Hab anscheinend vorher die Flanke im Zyklus immer verpennt.

Na ja, war meine erste Schleife.


----------



## Thomas_v2.1 (13 August 2022)

DeltaMikeAir schrieb:


> Der Index verlässt die Schleife mit der Wertigkeit 41. Innerhalb der FOR Schleife ist die höchste Wertigkeit 40.

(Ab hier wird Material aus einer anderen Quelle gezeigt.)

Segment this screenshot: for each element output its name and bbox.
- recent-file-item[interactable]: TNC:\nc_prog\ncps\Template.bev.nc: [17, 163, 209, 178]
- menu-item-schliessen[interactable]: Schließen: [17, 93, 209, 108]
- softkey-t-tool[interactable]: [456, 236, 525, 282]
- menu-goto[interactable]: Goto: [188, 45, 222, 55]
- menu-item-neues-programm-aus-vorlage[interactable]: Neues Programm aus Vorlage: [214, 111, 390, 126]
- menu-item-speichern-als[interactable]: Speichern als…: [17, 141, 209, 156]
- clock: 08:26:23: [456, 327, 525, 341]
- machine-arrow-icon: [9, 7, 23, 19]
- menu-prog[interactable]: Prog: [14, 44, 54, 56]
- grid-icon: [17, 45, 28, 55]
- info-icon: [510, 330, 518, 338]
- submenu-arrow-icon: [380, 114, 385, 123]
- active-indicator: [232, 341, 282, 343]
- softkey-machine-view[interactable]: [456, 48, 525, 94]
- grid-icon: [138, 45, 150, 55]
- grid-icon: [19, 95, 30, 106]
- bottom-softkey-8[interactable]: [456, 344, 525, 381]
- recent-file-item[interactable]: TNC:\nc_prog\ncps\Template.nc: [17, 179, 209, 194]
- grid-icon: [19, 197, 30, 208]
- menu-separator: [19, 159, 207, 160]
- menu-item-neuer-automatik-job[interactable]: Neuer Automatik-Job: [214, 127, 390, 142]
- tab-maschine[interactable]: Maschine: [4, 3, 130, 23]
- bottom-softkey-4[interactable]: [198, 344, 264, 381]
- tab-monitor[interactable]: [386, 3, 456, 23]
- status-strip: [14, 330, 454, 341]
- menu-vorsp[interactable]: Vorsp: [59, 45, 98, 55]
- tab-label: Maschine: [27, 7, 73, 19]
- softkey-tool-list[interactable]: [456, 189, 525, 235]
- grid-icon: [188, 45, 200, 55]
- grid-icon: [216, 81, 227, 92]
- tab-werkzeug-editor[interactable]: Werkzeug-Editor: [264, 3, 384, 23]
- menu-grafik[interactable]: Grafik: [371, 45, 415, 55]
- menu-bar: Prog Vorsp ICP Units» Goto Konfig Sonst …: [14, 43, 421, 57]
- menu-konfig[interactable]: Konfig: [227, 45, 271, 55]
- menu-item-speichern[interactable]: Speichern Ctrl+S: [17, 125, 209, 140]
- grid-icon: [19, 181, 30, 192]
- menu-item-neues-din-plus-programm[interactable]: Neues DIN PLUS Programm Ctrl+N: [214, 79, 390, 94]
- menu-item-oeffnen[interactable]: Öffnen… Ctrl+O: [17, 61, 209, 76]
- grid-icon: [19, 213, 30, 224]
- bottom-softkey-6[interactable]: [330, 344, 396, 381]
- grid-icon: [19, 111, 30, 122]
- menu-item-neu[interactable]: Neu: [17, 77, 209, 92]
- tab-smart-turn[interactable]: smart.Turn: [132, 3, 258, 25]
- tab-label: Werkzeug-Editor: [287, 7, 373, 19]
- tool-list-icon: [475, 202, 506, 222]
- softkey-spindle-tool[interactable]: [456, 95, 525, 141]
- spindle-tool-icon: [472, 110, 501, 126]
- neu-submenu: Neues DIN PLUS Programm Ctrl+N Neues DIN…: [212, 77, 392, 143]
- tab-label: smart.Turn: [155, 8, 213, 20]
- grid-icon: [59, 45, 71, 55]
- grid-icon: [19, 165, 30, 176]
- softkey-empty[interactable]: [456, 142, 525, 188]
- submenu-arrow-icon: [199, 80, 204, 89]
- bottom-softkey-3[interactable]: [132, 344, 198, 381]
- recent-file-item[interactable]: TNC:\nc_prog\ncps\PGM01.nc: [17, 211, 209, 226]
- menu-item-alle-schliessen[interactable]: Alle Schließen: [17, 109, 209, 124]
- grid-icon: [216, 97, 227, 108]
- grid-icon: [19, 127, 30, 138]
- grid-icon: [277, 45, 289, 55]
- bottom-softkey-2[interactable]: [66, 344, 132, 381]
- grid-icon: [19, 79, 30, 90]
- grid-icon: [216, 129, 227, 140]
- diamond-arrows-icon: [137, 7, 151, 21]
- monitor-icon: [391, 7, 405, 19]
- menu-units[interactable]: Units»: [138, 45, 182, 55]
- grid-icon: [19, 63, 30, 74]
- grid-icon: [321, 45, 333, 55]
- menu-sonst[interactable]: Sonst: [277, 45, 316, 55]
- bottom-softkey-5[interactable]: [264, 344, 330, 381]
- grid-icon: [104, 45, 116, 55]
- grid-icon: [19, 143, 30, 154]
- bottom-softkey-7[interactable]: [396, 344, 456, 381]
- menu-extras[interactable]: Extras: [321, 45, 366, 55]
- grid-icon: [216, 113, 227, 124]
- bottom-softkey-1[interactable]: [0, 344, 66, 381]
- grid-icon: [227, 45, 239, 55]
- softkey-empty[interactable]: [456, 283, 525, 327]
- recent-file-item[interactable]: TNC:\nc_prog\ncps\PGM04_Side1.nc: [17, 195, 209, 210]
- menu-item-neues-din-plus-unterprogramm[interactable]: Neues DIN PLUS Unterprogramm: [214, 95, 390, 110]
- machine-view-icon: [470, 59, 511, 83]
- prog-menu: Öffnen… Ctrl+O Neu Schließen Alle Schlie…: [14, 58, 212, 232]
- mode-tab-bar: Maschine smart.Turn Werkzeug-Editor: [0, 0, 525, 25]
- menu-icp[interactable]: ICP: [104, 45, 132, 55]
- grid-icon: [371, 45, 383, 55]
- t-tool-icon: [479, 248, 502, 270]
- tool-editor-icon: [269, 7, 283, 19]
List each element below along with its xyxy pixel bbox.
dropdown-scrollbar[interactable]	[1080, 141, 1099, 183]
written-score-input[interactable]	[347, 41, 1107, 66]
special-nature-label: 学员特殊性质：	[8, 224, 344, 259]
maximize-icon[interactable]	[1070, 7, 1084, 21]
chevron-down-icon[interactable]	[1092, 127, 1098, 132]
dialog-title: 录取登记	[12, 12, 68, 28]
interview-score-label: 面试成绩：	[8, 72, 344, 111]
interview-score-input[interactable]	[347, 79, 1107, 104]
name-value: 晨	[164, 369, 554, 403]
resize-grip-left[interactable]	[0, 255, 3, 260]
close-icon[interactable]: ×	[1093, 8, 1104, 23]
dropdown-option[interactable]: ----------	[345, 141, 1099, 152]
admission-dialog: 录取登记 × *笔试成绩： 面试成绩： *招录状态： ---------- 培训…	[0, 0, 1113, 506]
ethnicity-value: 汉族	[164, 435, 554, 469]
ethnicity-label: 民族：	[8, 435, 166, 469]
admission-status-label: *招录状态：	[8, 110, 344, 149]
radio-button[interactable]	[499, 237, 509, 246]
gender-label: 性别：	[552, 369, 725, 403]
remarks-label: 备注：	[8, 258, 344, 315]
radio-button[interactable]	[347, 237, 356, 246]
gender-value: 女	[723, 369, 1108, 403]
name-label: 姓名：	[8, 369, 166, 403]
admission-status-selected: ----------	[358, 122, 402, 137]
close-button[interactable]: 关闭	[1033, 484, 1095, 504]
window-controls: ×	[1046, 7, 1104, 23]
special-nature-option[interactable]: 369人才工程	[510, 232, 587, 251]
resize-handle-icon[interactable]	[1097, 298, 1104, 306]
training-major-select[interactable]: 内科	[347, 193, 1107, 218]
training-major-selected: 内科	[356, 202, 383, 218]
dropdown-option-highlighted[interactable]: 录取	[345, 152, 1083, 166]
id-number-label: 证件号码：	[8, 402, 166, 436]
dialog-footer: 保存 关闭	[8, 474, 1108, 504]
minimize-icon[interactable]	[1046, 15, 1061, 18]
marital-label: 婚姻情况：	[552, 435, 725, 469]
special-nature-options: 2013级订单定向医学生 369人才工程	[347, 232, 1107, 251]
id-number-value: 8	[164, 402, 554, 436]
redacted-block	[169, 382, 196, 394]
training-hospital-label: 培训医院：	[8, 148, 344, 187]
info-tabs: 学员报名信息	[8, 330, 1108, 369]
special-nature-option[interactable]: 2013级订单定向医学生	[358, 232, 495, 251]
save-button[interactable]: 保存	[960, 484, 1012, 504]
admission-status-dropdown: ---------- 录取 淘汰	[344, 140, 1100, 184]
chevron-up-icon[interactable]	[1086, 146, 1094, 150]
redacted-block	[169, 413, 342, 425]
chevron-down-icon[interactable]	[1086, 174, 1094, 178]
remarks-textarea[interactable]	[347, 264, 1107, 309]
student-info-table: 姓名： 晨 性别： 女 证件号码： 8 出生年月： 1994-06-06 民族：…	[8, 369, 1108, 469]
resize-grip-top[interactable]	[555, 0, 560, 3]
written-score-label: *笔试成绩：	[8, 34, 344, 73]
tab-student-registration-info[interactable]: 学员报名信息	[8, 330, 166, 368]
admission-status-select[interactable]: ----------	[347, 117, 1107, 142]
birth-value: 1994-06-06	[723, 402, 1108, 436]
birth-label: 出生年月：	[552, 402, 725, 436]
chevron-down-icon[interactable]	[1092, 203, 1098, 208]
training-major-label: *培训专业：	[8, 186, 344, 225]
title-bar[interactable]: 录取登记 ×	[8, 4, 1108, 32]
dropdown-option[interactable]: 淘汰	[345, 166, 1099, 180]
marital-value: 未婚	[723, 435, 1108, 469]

Wobei der Endwert der Indexvariable nach dem Schleifendurchlauf nicht durch irgendeine Norm festgelegt ist. Man müsste das also auf dem konkreten Zielsystem ausprobieren, oder besser, eine andere Lösung dafür finden, und sich nicht auf einen Wert nach dem Schleifendurchlauf verlassen.


----------



## Passion4Automation (13 August 2022)

Ich teste das die Tage mal auf Hardware, das war jetzt rein in der eCockpit Simulation.
Deswegen war ich ja so verwirrt, weil mir der Index bei 41 stehen geblieben ist und ich dachte die Schleife muss ich selbst anstoßen.
Aber ich hab ja jetzt selbst festgestellt das die Schleife von alleine mit dem Zyklus dauerhaft  mit rennt.


----------



## Thomas_v2.1 (13 August 2022)

Wenn du dich darauf verlässt, dann musst du deine Programmierumgebung für immer auf diesem Stand einfrieren. In der Norm nennt sich so ein Verhalten "implementation dependent", und darauf sollte man sich niemals verlassen. Du weißt oben doch auch die 40, also wenn du wolltest dann wüsstest du die 40 unten auch als Konstante.
Wenn du die Position an der die Änderung gefunden wurde benötigst, dann kannst du dir diese auch separat abspeichern.


----------



## Heinileini (13 August 2022)

goifalracer schrieb:


> Was mache ich da falsch?


Keine Ahnung, da ich nicht weiss, was Du eigentlich tun willst.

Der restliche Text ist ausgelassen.